Untuk itu, sekarang kita harus tetap sadar
meningkatkan kemauan dan kemampuan kita karena kedepan masih banyak persoalan
yang lebih kompleks. Optimisme dan integritas seluruh golongan masyarakat
terutama generasi penerus bangsa dengan semangat nasionalisme untuk mewujudkan
cita-cita harus tetap dijalankan secara sistematik, terencana dan dalam proses
yang kontinyu/berkelanjutan.
Pendidikan
yang seharusnya menjadi dasar “Pembentukan” dan “Perbaikan” karakter bangsa
malah justru mengalami kegagalannya. Tak bisa dipungkiri, walaupun telah mengalami
kegagalan, namun pendidikan merupakan sarana utama memperbaiki moral, mental
dan karakter bangsa. Kita semua sepakat bahwa hanya dengan pendidikanlah
Indonesia bisa mengejar ketertinggalan dari bangsa lain. Sekarang
pertanyaannya, Bagaimana langkah yang disiapkan untuk merealisasikan
“cita-cita” bangsa Indonesia?
Transformasi Pendidikan :
Menyiapkan Manusianya
Untuk
bisa mengantarkan bangsa Indonesia kearah tujuan cita-citanya, diperlukan
sebuah transformasi pendidikan untuk meng “up-grade”

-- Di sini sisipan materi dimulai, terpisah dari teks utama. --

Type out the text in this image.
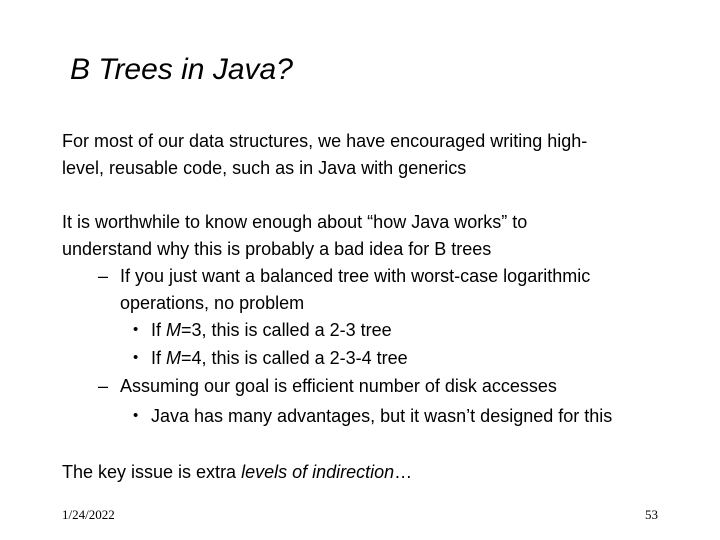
B Trees in Java?
For most of our data structures, we have encouraged writing high-
level, reusable code, such as in Java with generics
It is worthwhile to know enough about “how Java works” to
understand why this is probably a bad idea for B trees
– If you just want a balanced tree with worst-case logarithmic
operations, no problem
• If M=3, this is called a 2-3 tree
• If M=4, this is called a 2-3-4 tree
– Assuming our goal is efficient number of disk accesses
• Java has many advantages, but it wasn’t designed for this
The key issue is extra levels of indirection…
1/24/2022	53
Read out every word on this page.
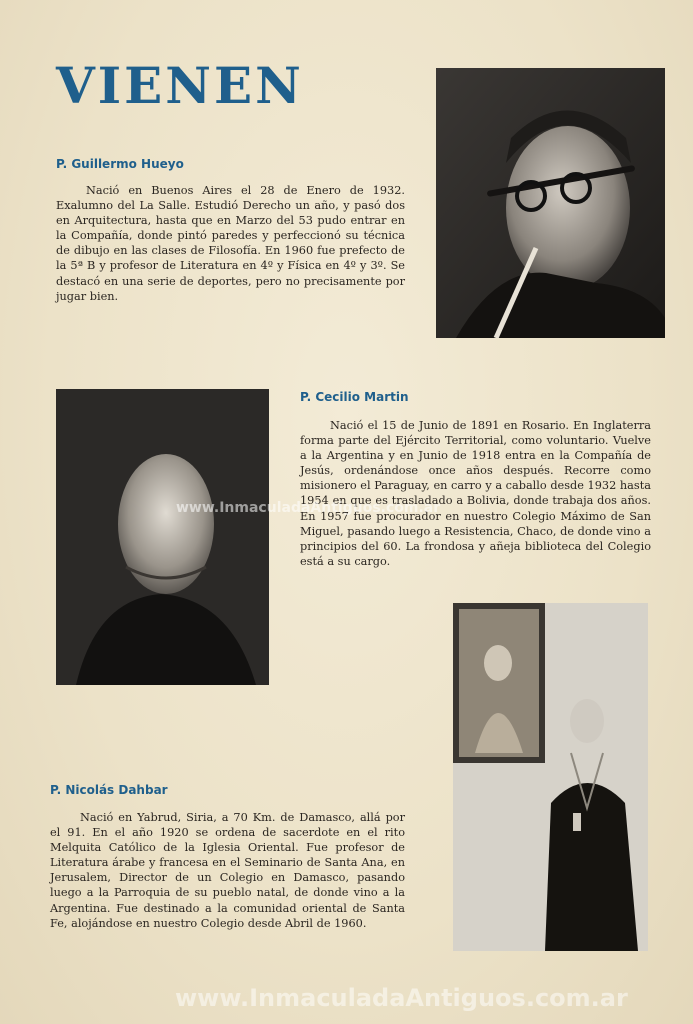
VIENEN
P. Guillermo Hueyo

Nació en Buenos Aires el 28 de Enero de 1932. Exalumno del La Salle. Estudió Derecho un año, y pasó dos en Arquitectura, hasta que en Marzo del 53 pudo entrar en la Compañía, donde pintó paredes y perfeccionó su técnica de dibujo en las clases de Filosofía. En 1960 fue prefecto de la 5ª B y profesor de Literatura en 4º y Física en 4º y 3º. Se destacó en una serie de deportes, pero no precisamente por jugar bien.

P. Cecilio Martin

Nació el 15 de Junio de 1891 en Rosario. En Inglaterra forma parte del Ejército Territorial, como voluntario. Vuelve a la Argentina y en Junio de 1918 entra en la Compañía de Jesús, ordenándose once años después. Recorre como misionero el Paraguay, en carro y a caballo desde 1932 hasta 1954 en que es trasladado a Bolivia, donde trabaja dos años. En 1957 fue procurador en nuestro Colegio Máximo de San Miguel, pasando luego a Resistencia, Chaco, de donde vino a principios del 60. La frondosa y añeja biblioteca del Colegio está a su cargo.

www.InmaculadaAntiguos.com.ar
P. Nicolás Dahbar

Nació en Yabrud, Siria, a 70 Km. de Damasco, allá por el 91. En el año 1920 se ordena de sacerdote en el rito Melquita Católico de la Iglesia Oriental. Fue profesor de Literatura árabe y francesa en el Seminario de Santa Ana, en Jerusalem, Director de un Colegio en Damasco, pasando luego a la Parroquia de su pueblo natal, de donde vino a la Argentina. Fue destinado a la comunidad oriental de Santa Fe, alojándose en nuestro Colegio desde Abril de 1960.

www.InmaculadaAntiguos.com.ar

kualitas manusianya. Pendidikan merupakan kendaraan yang menjadi “tunggangan”
utama dalam peningkatan kualitas sumber daya manusia. Sistem Pendidikan kita
yang bisa disebut “Unik” karena macam rasa macam warnanya. Bisa disebut seperti
itu karena peserta didik di Indonesia bingung atas seringnya pergantian sistem
yang menghasilkan berbagai “Pro dan Kontra”. Misal saja pergantian Kurikulum
2006 yang belum bisa diukur titik keberhasilannya dilapangan, sudah diganti
oleh kurikulum 2013, padahal kurikulum merupakan jantung dari pendidikan (curiculum is the heart from education).
Ditambah kebijakan baru untuk anak SD berupa sistim “Full Day School” yang jelas memberatkan bagi anak se-usia mereka.
Memang Indonesia perlu perubahan, untuk itu diperlukan “gebragan”, diperlukan
transformasi pendidikan untuk menyiapkan dan membentuk manusia yang
berkompeten.
Transformasi Pendidikan merupakan
penggerak dalam merubah struktur masyarakat berkembang menuju masyarakat maju.
Dalam pokok bahasan ini, transformasi pendidikan ditujukan untuk memajukan pola
pikir masyarakat, mengubah wawasan masyarakat agar mengaktualisasikan
optimalisasi potensi yang ada guna untuk mempercepat proses pembangunan
nasional. Mengapa harus menyiapkan manusianya? Karena manusia itu sendiri yang
akan membawa bangsanya meraih cita-cita. Bagaimana caranya? Caranya dengan
meningkatkan kualitas dan kuantitas Sumber Daya Manusia (SDM), yang diperlukan
untuk meningkatkan sumber daya manusia adalah pendidikan dan seluruh aspek pendorongnya
seperti, pemerintah, dan tenaga pengajar yang terintegrasi dalam suatu wadah.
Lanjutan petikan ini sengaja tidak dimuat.